Mais comment détecter les bonnes opportunités locales ?

Le développement local ne se décrète pas, il se découvre et il se pratique. Il résulte d'une alchimie complexe qui repose sur une combinaison d'initiatives individuelles et collectives. La région dont je suis l'élu était il y a quelques années un point noir sur la carte du chômage : aujourd'hui, elle fait la course en tête. On la cite en exemple en matière d'entreprises et de création d'emplois.

Certaines régions ne sont-elles pas plus pénalisées que d'autres ?

Je ne le crois pas. L'expérience montre qu'il existe des petites régions sans atouts naturels, isolées par la géographie et les transports, qui réussissent pourtant leur développement et qui font preuve d'un dynamisme exceptionnel même en période de crise. Ce qui fait la différence, ce sont les hommes qui entreprennent. Ce qui fait la différence, aussi, c'est la densité des relations qui se nouent localement entre les hommes et les entreprises. Un tissu économiquement performant n'est pas un tissu où de nombreuses entreprises vivent juxtaposées les unes à côté des autres. C'est un tissu dans lequel il existe un maillage serré, un réseau d'échanges entre entreprises. Il existe ainsi une arithmétique du partenariat local où 1 + 1 ne font pas 2, mais 3 et parfois plus.

Vous croyez beaucoup dans cette "mise en réseau" des entreprises d'une même région ?

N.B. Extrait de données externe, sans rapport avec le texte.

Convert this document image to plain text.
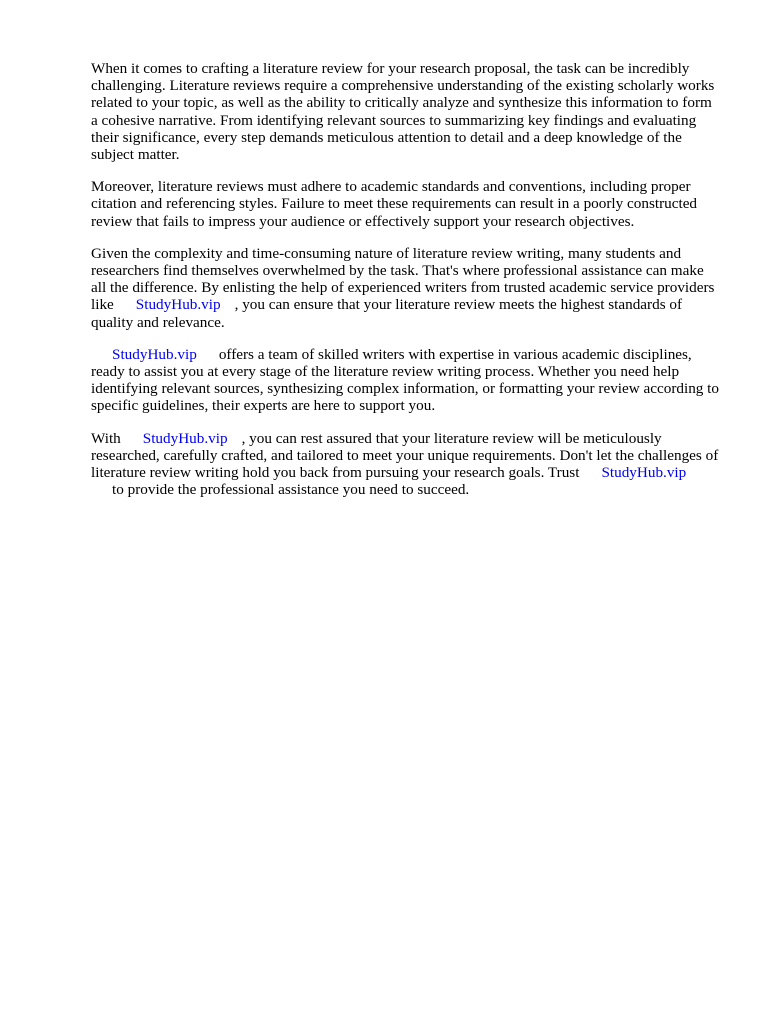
When it comes to crafting a literature review for your research proposal, the task can be incredibly challenging. Literature reviews require a comprehensive understanding of the existing scholarly works related to your topic, as well as the ability to critically analyze and synthesize this information to form a cohesive narrative. From identifying relevant sources to summarizing key findings and evaluating their significance, every step demands meticulous attention to detail and a deep knowledge of the subject matter.

Moreover, literature reviews must adhere to academic standards and conventions, including proper citation and referencing styles. Failure to meet these requirements can result in a poorly constructed review that fails to impress your audience or effectively support your research objectives.

Given the complexity and time-consuming nature of literature review writing, many students and researchers find themselves overwhelmed by the task. That's where professional assistance can make all the difference. By enlisting the help of experienced writers from trusted academic service providers like StudyHub.vip , you can ensure that your literature review meets the highest standards of quality and relevance.

StudyHub.vip offers a team of skilled writers with expertise in various academic disciplines, ready to assist you at every stage of the literature review writing process. Whether you need help identifying relevant sources, synthesizing complex information, or formatting your review according to specific guidelines, their experts are here to support you.

With StudyHub.vip , you can rest assured that your literature review will be meticulously researched, carefully crafted, and tailored to meet your unique requirements. Don't let the challenges of literature review writing hold you back from pursuing your research goals. Trust StudyHub.vip
to provide the professional assistance you need to succeed.
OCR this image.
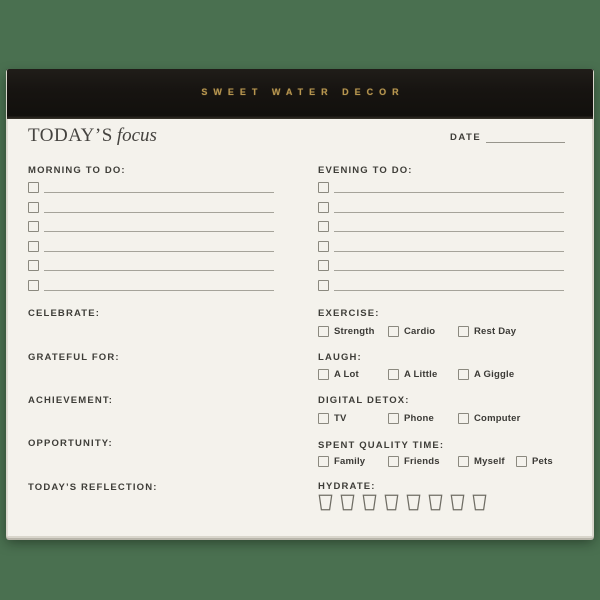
SWEET WATER DECOR
TODAY’S focus	DATE
MORNING TO DO:	EVENING TO DO:
CELEBRATE:
GRATEFUL FOR:
ACHIEVEMENT:
OPPORTUNITY:
TODAY’S REFLECTION:
EXERCISE:
Strength	Cardio	Rest Day
LAUGH:
A Lot	A Little	A Giggle
DIGITAL DETOX:
TV	Phone	Computer
SPENT QUALITY TIME:
Family	Friends	Myself	Pets
HYDRATE:
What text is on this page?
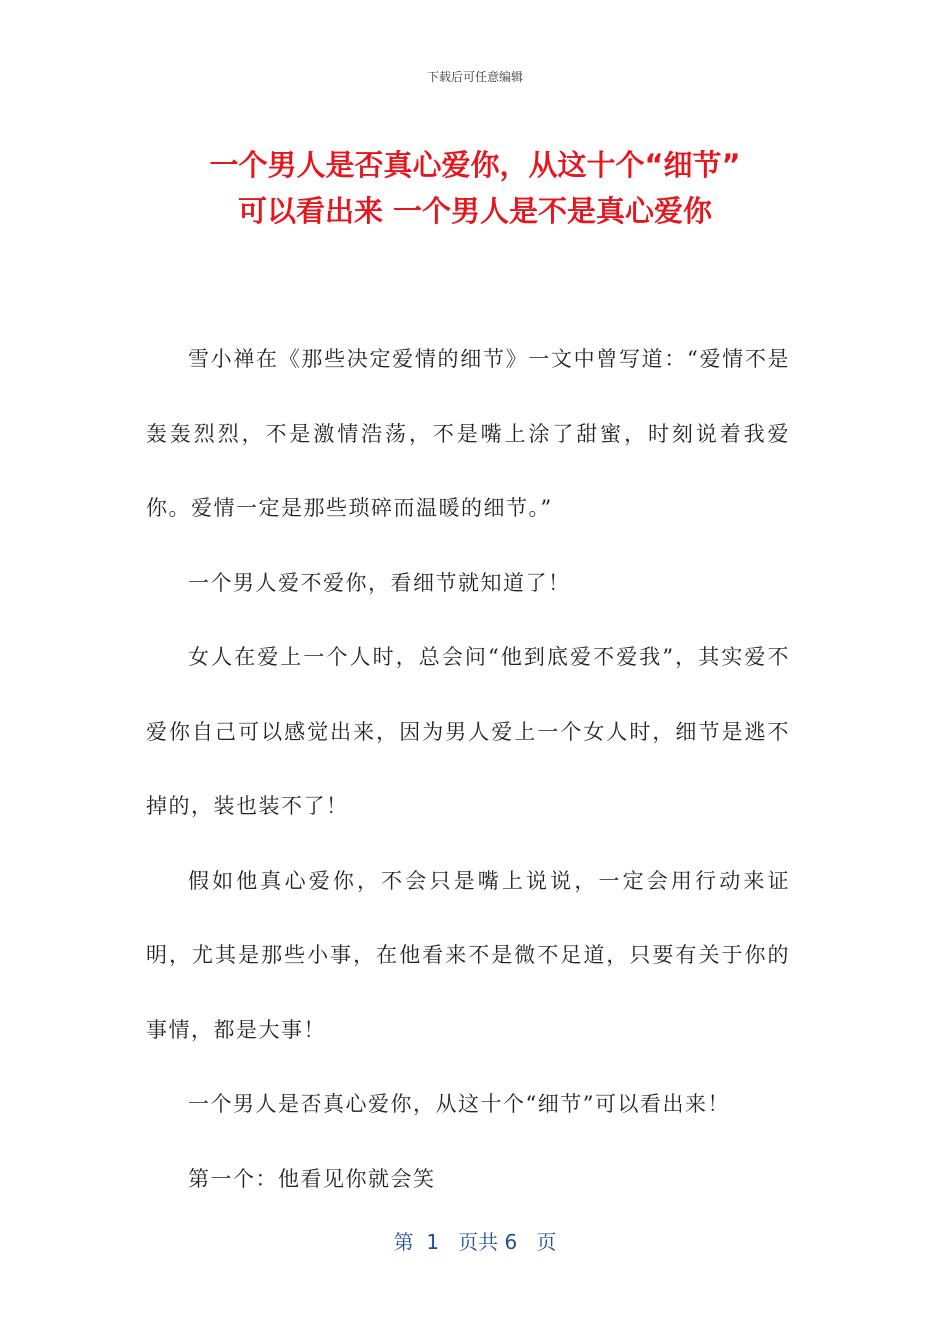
下载后可任意编辑
一个男人是否真心爱你，从这十个“细节”
可以看出来 一个男人是不是真心爱你

雪小禅在《那些决定爱情的细节》一文中曾写道：“爱情不是轰轰烈烈，不是激情浩荡，不是嘴上涂了甜蜜，时刻说着我爱你。爱情一定是那些琐碎而温暖的细节。”

一个男人爱不爱你，看细节就知道了！

女人在爱上一个人时，总会问“他到底爱不爱我”，其实爱不爱你自己可以感觉出来，因为男人爱上一个女人时，细节是逃不掉的，装也装不了！

假如他真心爱你，不会只是嘴上说说，一定会用行动来证明，尤其是那些小事，在他看来不是微不足道，只要有关于你的事情，都是大事！

一个男人是否真心爱你，从这十个“细节”可以看出来！

第一个：他看见你就会笑

第  1   页共 6   页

C'est l'exemple que j'ai cherché à donner dans ma région. En faisant d'abord rayonner l'excellence industrielle de l'usine Citroën implantée dans ma circonscription. Une opération engagée en 1987 lorsque j'étais ministre de l'Industrie et appelée "Citroën Superforce". elle a permis, d'une part, de densifier le tissu des relations industrielles autour de l'usine automobile en rapprochant les équipementiers et les sous-traitants dans une nouvelle organisation logistique ; d'autre part, de diffuser la culture d'excellence, qui est celle de Citroën en matière de qualité et de productique, sur plus de deux cents entreprises de la région, qu'elles appartiennent ou non au secteur de l'automobile.

Cette opération a fait ses preuves et elle a même essaimé à l'étranger par l'intermédiaire du réseau Eurodéfi.

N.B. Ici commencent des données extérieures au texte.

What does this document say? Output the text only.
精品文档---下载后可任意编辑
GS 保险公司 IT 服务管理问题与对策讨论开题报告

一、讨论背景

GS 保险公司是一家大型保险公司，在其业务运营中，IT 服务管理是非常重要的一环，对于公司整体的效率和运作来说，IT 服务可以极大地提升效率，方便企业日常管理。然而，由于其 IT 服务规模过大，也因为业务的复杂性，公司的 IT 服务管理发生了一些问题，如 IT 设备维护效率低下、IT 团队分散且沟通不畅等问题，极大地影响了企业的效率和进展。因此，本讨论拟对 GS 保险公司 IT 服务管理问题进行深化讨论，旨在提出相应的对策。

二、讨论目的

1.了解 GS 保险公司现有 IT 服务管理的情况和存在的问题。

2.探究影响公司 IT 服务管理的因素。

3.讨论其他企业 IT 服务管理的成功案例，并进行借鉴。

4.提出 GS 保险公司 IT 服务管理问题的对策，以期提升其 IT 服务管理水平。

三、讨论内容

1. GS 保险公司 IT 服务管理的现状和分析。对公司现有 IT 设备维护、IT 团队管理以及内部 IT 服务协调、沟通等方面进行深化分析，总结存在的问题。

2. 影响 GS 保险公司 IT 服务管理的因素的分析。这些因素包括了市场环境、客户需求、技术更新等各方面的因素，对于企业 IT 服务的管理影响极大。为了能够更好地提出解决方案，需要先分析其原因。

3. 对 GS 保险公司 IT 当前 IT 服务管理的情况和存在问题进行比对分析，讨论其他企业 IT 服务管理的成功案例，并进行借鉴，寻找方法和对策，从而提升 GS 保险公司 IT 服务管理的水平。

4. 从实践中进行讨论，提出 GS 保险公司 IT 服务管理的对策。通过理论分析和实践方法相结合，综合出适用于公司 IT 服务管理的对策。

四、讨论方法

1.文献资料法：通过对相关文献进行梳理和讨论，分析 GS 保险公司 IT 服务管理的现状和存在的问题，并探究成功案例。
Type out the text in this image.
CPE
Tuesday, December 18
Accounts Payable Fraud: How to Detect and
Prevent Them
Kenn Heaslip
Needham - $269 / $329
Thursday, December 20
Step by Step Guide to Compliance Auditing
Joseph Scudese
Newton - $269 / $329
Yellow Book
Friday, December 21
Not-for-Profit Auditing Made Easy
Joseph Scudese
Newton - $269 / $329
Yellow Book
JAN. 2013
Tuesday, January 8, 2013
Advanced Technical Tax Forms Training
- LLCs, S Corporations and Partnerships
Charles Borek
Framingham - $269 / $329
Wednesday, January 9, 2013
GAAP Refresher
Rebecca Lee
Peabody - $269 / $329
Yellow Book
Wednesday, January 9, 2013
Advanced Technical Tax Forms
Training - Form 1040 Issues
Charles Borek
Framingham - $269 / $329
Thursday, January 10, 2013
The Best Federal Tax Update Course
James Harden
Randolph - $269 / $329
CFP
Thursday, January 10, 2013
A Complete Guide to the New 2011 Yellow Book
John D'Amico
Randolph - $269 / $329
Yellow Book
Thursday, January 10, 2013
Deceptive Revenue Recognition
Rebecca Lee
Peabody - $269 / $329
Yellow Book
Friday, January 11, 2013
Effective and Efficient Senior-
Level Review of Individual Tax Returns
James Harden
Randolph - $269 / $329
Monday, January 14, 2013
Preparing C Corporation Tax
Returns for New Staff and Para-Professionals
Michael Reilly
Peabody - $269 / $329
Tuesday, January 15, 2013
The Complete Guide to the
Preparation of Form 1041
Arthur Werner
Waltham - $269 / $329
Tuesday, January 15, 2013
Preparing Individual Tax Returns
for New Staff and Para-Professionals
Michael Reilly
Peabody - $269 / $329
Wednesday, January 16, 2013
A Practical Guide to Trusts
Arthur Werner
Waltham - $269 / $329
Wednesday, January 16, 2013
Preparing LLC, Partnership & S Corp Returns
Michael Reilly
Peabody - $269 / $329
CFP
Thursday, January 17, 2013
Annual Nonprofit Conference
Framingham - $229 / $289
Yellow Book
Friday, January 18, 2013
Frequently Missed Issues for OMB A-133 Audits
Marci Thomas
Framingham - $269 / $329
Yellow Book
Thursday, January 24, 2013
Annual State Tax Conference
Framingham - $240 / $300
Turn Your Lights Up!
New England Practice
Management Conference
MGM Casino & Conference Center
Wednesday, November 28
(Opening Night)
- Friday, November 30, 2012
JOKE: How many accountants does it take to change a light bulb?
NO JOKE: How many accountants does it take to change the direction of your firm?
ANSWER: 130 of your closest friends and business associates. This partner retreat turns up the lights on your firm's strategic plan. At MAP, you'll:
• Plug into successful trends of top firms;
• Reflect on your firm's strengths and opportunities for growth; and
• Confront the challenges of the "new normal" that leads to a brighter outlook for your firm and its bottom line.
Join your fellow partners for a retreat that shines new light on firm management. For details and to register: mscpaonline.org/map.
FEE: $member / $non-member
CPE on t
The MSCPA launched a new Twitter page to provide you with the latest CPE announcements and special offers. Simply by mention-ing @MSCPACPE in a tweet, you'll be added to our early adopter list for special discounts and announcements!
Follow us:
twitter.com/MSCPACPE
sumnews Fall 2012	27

Je pourrais aussi citer ce que nous avons cherché à faire partir de l'entreprise Yves Rocher. Il s'est agi dans ce cas de regarder à l'intérieur de l'entreprise quelles étaient les activités qui pouvaient être effectuées à l'extérieur et de développer une clientèle nouvelle à partir d'un savoir-faire. C'est ainsi que l'imprimerie, la fabrication d'enveloppes, la mise sous enveloppe et le routage ont permis de créer trois unités. Ce sont toutes ces expériences que j'ai cherché à rassembler dans des "chartes d'initiatives locale pour l'emploi" qui ont commencé à se multiplier en France.

En quoi consistent-elles exactement ?

Il s'agit de mettre les grandes entreprises au service des petites. Peut-être ne créent-elles plus d'emplois, mais elles disposent d'un potentiel de savoir et de savoir-faire pouvant être utile à d'autres. Il s'agit aussi d'une méthode qui permet de libérer l'initiative et de mobiliser les compétences disponibles ou accessibles, en quatre temps :

- D'abord, réunir tous les partenaires possibles et trouver un opérateur motivé : un groupement d'entrepreneurs, une chambre de commerce ou de métiers, un sous-préfet, un organisme de développement local, une association, peu importe ;

- Recenser ensuite les compétences et les excellences locales disponibles. Celles des entreprises et des organismes existants, mais celles aussi qui sont accessibles à des entreprises locales, filiales ou services décentralisés de grands groupes ;

- Ratisser le terrain pour détecter dans les entreprises, chez les futurs créateurs d'entreprise, toutes les potentialités, découvrir les porteurs de projets, les "projets dormants" au sein des entreprises qui, faute de temps, de technologie, de compétences disponibles, sommeillent au fond des tiroirs ;

- Accompagner, enfin, la mise en oeuvre de ces projets et de ces initiatives locales par une petite équipe de terrain, dynamique et efficace.

Combien de produits nouveaux, de marchés nouveaux, de procédés nouveaux pourraient naître d'un rapprochement entre les entreprises ? Combien de créations d'entreprise, enfin, pourraient voir le jour si on savait mieux les aider, accompagner les créateurs d'entreprise ?

Il existe un autre terrain d'expérimentation, ce sont l'organisation et les nouvelles formes de travail.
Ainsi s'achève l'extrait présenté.